Wednesday, October 10, 2012

(Performing) Work


            As noted in lecture and by Berlant, Time Out is a film focused on the middle, or, as Berlant puts it, “we begin and end in the middle of a story” (212). This is most obviously and viscerally represented in the film’s driving scenes—Vincent is coasting, constantly just moving along the road with, as we know, no pressing goals. Berlant maps Vincent as both in an impasse and as impassive. He is floating in the present (Jean-Michel makes this clear when he points out that Vincent’s scheme can only go on for so long), the impasse, and Berlant paints this as all the more affecting when, in her discussion of the film’s end, she notes that even when his “time out” is over and he has apparently begun to interview for a new career, he is still in an impasse, only now “he is no longer driving in spirals but in circles, in team meetings and modes of conviviality that fake optimism in the hope that eventually it will have to be worth it” (221). (Transcribing that sentence, I wanted to put “worth it” in scare quotes, which really speaks to just how circular that optimism is.) And his impassivity is in the repetition of the “mild theatricality” of his movements, of the “intimate spaces” he is trying to protect by not moving or allowing the event to take place (220). As the English title suggests, Vincent seems to be biding his time, holding something off.

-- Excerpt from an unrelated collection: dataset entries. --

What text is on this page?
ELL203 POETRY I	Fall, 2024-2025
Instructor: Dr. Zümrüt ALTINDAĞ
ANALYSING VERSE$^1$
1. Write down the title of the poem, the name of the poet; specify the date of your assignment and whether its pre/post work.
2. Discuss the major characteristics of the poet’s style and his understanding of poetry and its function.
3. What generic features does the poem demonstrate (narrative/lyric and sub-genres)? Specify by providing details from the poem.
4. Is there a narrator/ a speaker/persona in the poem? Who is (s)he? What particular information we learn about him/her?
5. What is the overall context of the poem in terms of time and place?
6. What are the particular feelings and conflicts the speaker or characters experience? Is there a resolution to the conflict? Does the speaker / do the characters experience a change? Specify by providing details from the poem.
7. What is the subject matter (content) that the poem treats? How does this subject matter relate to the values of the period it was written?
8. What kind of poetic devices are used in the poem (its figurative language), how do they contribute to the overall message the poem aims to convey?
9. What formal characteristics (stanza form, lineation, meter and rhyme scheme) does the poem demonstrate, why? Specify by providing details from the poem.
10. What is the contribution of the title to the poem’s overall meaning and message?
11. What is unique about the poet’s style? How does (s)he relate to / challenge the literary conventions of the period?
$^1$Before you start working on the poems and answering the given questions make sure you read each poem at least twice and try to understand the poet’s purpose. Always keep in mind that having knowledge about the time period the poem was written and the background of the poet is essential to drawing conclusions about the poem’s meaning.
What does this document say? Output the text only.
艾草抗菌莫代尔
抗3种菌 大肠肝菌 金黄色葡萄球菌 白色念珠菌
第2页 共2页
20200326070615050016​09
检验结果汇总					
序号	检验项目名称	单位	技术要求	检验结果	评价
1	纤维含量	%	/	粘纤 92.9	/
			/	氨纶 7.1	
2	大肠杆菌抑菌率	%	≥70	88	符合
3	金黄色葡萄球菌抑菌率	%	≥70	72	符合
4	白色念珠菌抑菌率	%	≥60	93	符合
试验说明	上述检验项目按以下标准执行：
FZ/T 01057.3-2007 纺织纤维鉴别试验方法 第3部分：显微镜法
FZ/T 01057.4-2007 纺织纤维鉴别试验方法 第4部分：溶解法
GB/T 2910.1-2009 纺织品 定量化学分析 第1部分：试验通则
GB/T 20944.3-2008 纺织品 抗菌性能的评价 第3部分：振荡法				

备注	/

            The sense that Vincent is just ‘taking a break’ from life’s normal demands/responsibilities (I can’t think of an appropriate word right now that doesn’t evoke either a job or an expectation of progress) is reiterated throughout the film by the repeated images of action behind glass. Vincent seems to always be witnessing—through windows—“real life” being lived and acted on, or, alternately, simulations of real action. Early in the film, at the school fair (itself an almost blunt statement on the nature of capitalism, as these children buy and sell and can’t understand profit motives), Vincent and his wife argue outside. As they walk, in front of them there is a gym with glass walls where a Judo class is being taught. The young boys are sparring—fake fighting, fake action, practice for a crisis that will never happen. This sense is echoed when, later in the film, Vincent argues mildly with his son (after the son’s competition), with a roomful of adults sparring (behind a glass wall) between and behind them. These two scenes rhyme with the two office scenes—first, when Vincent finds a way into the UN office and walks through a hallway, looking in on “work” being done in the series of glass-walled offices and in the conference room (where he overhears what is basically jargon), and second when Vincent returns to his old office to confront Jeffrey and we witness silent work in the rooms before the inhabits notice their observer. These images of Vincent witnessing real work/action from the other side of a glass not only illustrate his state relative to them. Their visual pairing—the sparring with the office work—seems to imply that they are not so different, and thus that Vincent’s charade of office work is, also, not very far from what those people in the offices were doing.